True Crime - Origins of The Genre

Origins of The Genre

According to Joyce Carol Oates:

Accounts of true crime have always been enormously popular among readers. The subgenre would seem to appeal to the highly educated as well as the barely educated, to women and men equally. The most famous chronicler of true crime trials in English history is the amateur criminologist William Roughead, a Scots lawyer who between 1889 and 1949 attended every murder trial of significance held in the High Court of Justiciary in Edinburgh, and wrote of them in essays published first in such journals as The Juridical Review and subsequently collected in best-selling books with such titles as Malice Domestic, The Evil That Men Do, What Is Your Verdict?, In Queer Street, Rogues Walk Here, Knave's Looking Glass, Mainly Murder, Murder and More Murder, Nothing But Murder, and many moreā€¦. Roughead's influence was enormous, and since his time "true crime" has become a crowded, flourishing field, though few writers of distinction have been drawn to it.
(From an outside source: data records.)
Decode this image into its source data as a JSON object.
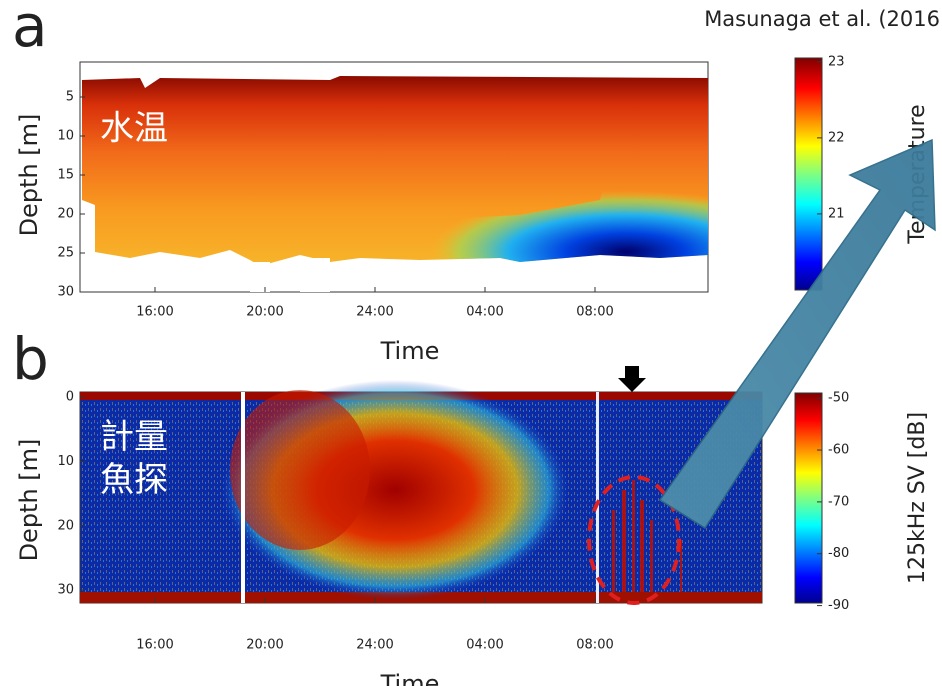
{
  "citation": "Masunaga et al. (2016",
  "chart_data": [
    {
      "type": "heatmap",
      "panel_label": "a",
      "annotation": [
        "水温"
      ],
      "x_label": "Time",
      "y_label": "Depth [m]",
      "categories": [
        "16:00",
        "20:00",
        "24:00",
        "04:00",
        "08:00"
      ],
      "ylim": [
        0,
        30
      ],
      "yticks": [
        5,
        10,
        15,
        20,
        25,
        30
      ],
      "colorbar": {
        "label": "Temperature",
        "clim": [
          20,
          23.05
        ],
        "ticks": [
          21,
          22,
          23
        ]
      }
    },
    {
      "type": "heatmap",
      "panel_label": "b",
      "annotation": [
        "計量",
        "魚探"
      ],
      "x_label": "Time",
      "y_label": "Depth [m]",
      "categories": [
        "16:00",
        "20:00",
        "24:00",
        "04:00",
        "08:00"
      ],
      "ylim": [
        0,
        32
      ],
      "yticks": [
        0,
        10,
        20,
        30
      ],
      "colorbar": {
        "label": "125kHz SV [dB]",
        "clim": [
          -89.5,
          -49
        ],
        "ticks": [
          -50,
          -60,
          -70,
          -80,
          -90
        ]
      }
    }
  ]
}
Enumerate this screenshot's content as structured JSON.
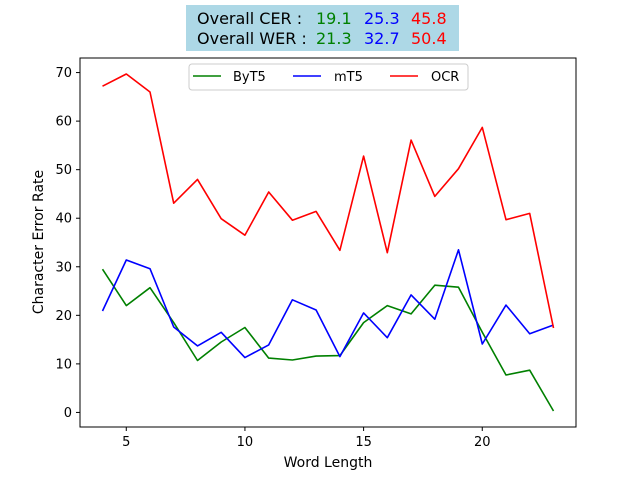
{
  "chart_data": {
    "type": "line",
    "xlabel": "Word Length",
    "ylabel": "Character Error Rate",
    "xlim": [
      3.05,
      23.95
    ],
    "ylim": [
      -3.0,
      73.0
    ],
    "xticks": [
      5,
      10,
      15,
      20
    ],
    "yticks": [
      0,
      10,
      20,
      30,
      40,
      50,
      60,
      70
    ],
    "grid": false,
    "legend_position": "top-center",
    "x": [
      4,
      5,
      6,
      7,
      8,
      9,
      10,
      11,
      12,
      13,
      14,
      15,
      16,
      17,
      18,
      19,
      20,
      21,
      22,
      23
    ],
    "series": [
      {
        "name": "ByT5",
        "color": "#008000",
        "values": [
          29.5,
          22.0,
          25.7,
          18.5,
          10.7,
          14.5,
          17.5,
          11.2,
          10.8,
          11.6,
          11.7,
          18.5,
          22.0,
          20.3,
          26.2,
          25.8,
          16.5,
          7.7,
          8.7,
          0.3
        ]
      },
      {
        "name": "mT5",
        "color": "#0000ff",
        "values": [
          20.9,
          31.4,
          29.6,
          17.6,
          13.7,
          16.5,
          11.3,
          13.9,
          23.2,
          21.1,
          11.5,
          20.5,
          15.4,
          24.2,
          19.2,
          33.5,
          14.1,
          22.1,
          16.2,
          18.0
        ]
      },
      {
        "name": "OCR",
        "color": "#ff0000",
        "values": [
          67.2,
          69.7,
          66.0,
          43.1,
          48.0,
          39.9,
          36.5,
          45.4,
          39.6,
          41.4,
          33.4,
          52.8,
          32.9,
          56.1,
          44.5,
          50.2,
          58.7,
          39.7,
          41.0,
          17.4
        ]
      }
    ]
  },
  "summary": {
    "cer_label": "Overall CER :",
    "wer_label": "Overall WER :",
    "cer_values": [
      "19.1",
      "25.3",
      "45.8"
    ],
    "wer_values": [
      "21.3",
      "32.7",
      "50.4"
    ],
    "value_colors": [
      "#008000",
      "#0000ff",
      "#ff0000"
    ],
    "background": "#add8e6"
  }
}
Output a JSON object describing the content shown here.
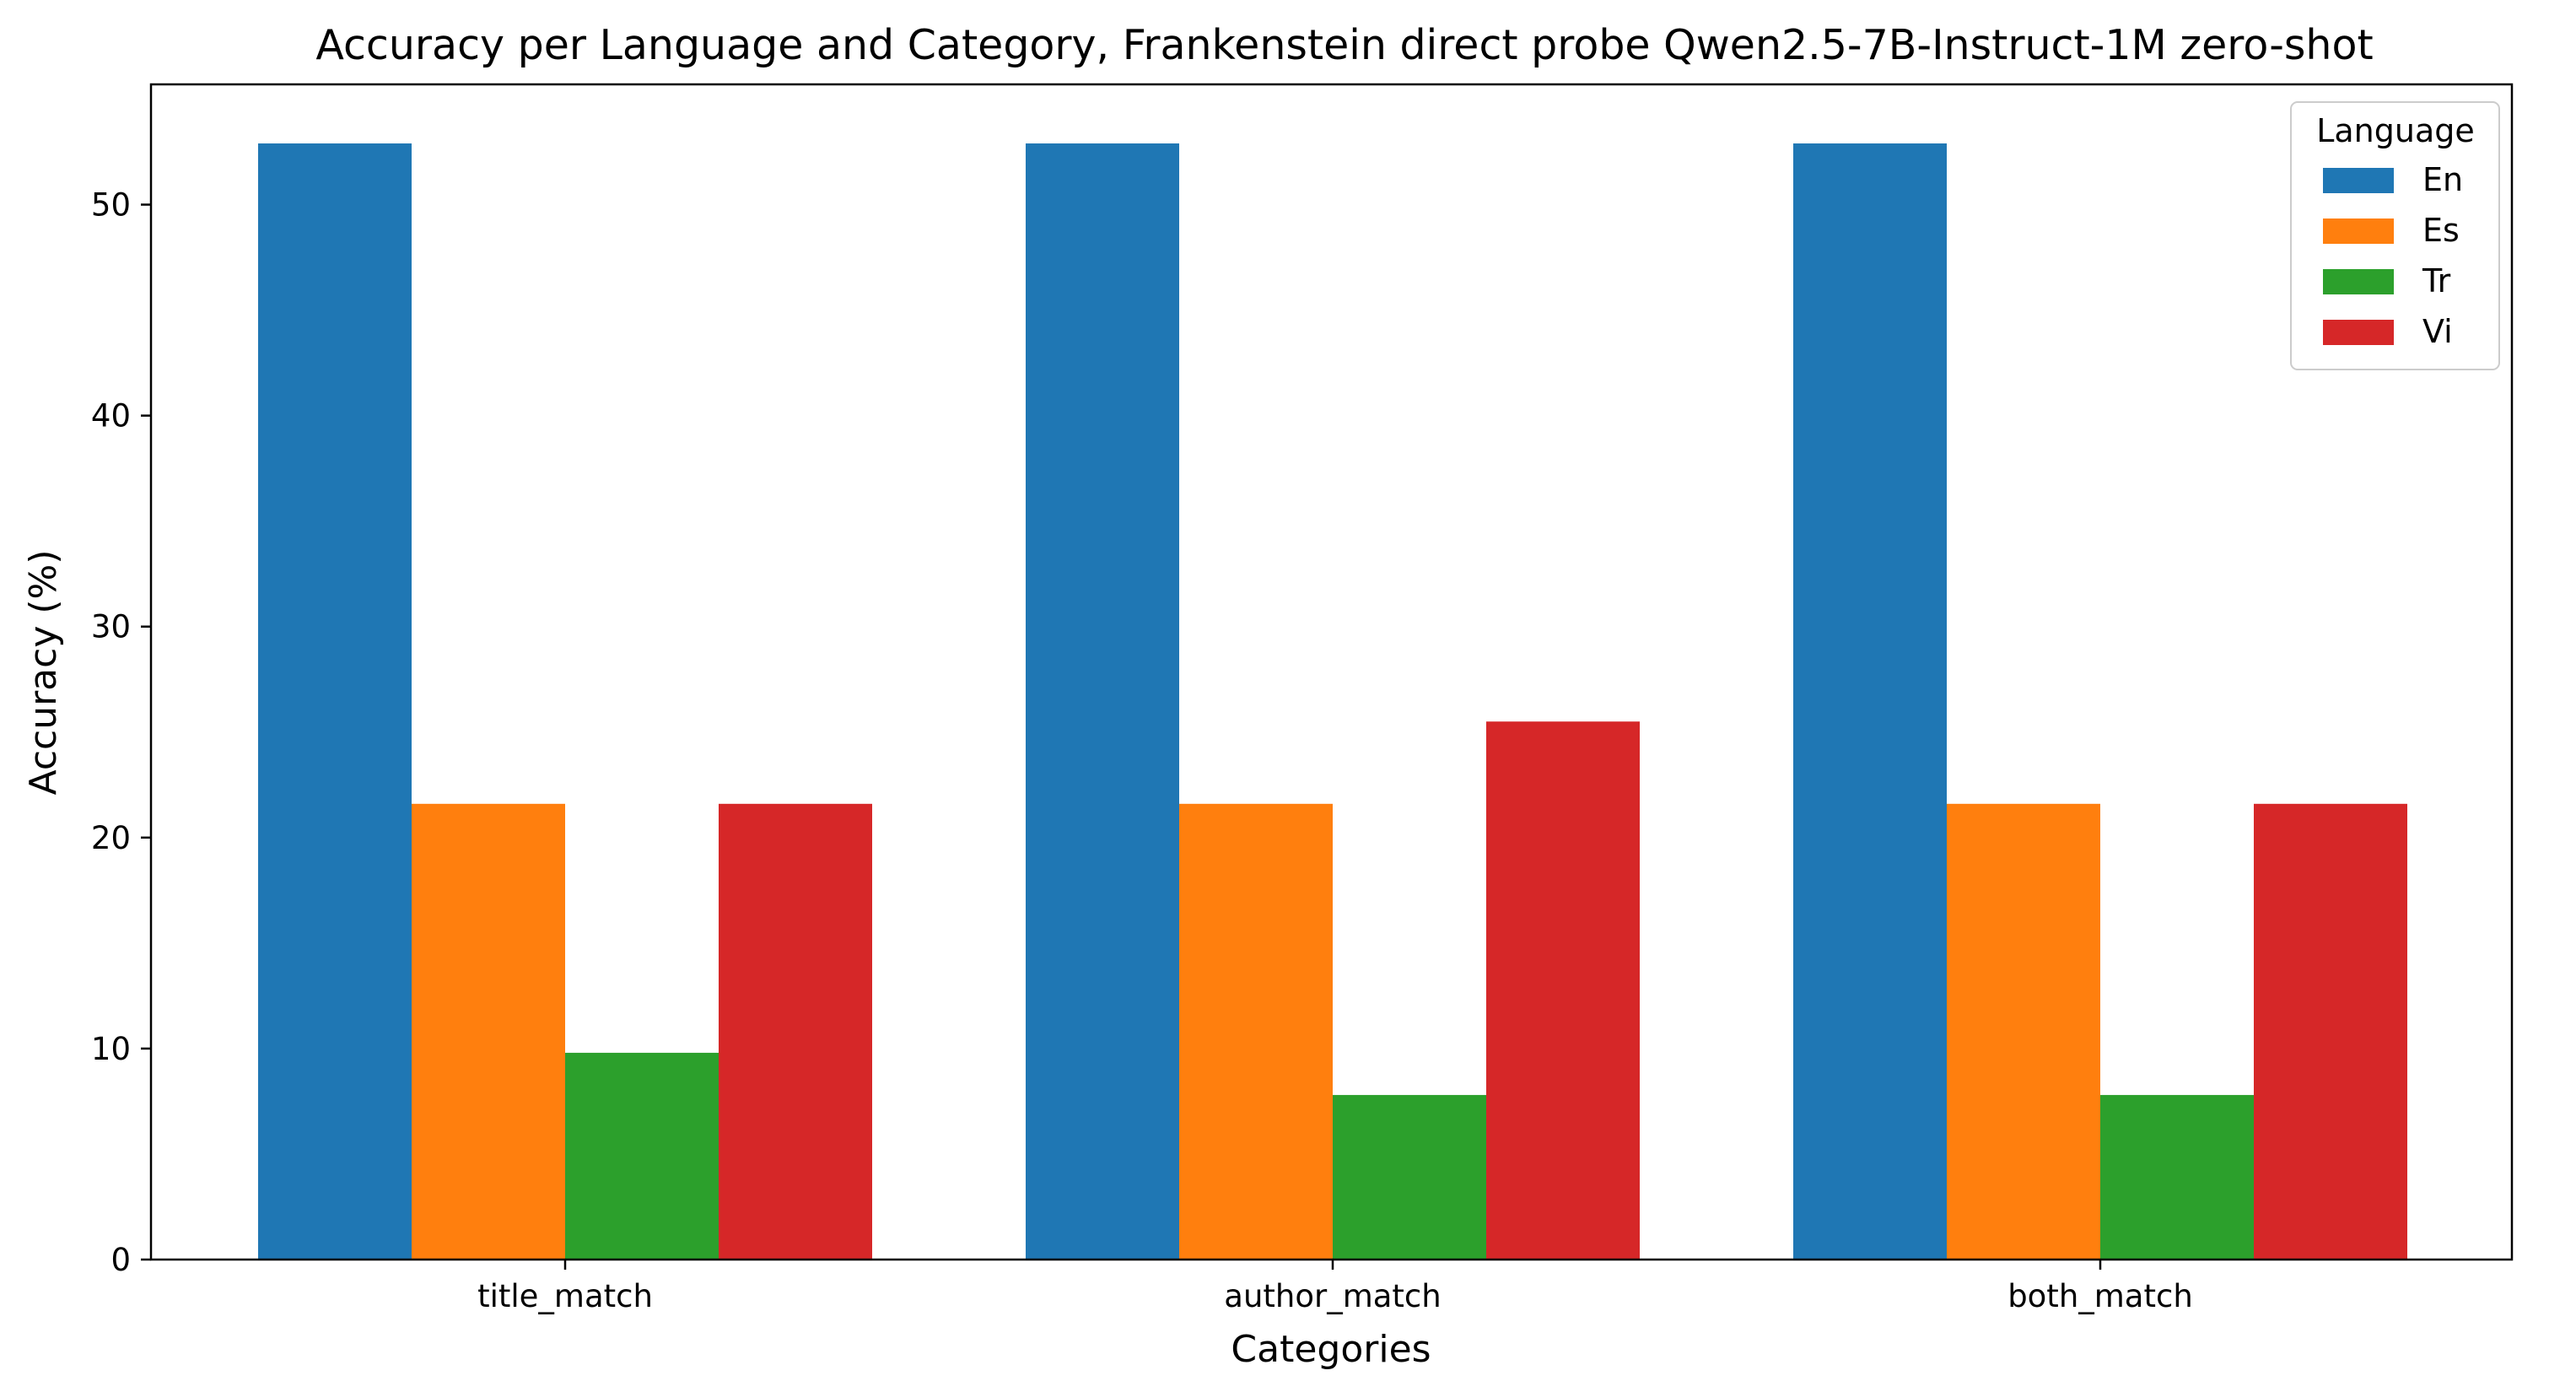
{
  "chart_data": {
    "type": "bar",
    "title": "Accuracy per Language and Category, Frankenstein direct probe Qwen2.5-7B-Instruct-1M zero-shot",
    "xlabel": "Categories",
    "ylabel": "Accuracy (%)",
    "categories": [
      "title_match",
      "author_match",
      "both_match"
    ],
    "ylim": [
      0,
      55.7
    ],
    "yticks": [
      0,
      10,
      20,
      30,
      40,
      50
    ],
    "grid": false,
    "legend": {
      "title": "Language",
      "position": "top-right"
    },
    "series": [
      {
        "name": "En",
        "color": "#1f77b4",
        "values": [
          52.9,
          52.9,
          52.9
        ]
      },
      {
        "name": "Es",
        "color": "#ff7f0e",
        "values": [
          21.6,
          21.6,
          21.6
        ]
      },
      {
        "name": "Tr",
        "color": "#2ca02c",
        "values": [
          9.8,
          7.8,
          7.8
        ]
      },
      {
        "name": "Vi",
        "color": "#d62728",
        "values": [
          21.6,
          25.5,
          21.6
        ]
      }
    ]
  }
}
The works of author Yseult Bridges about British cases; Inspector Dew's I Caught Crippen (1938); and the Notable British Trials series were all works that can be regarded as true crime. Jack Webb's 1958 The Badge (recently republished with an introduction by James Ellroy) embodies elements of the modern true crime story, but Truman Capote's "non-fiction novel" In Cold Blood (1965) is usually credited with establishing the modern novelistic style of the genre.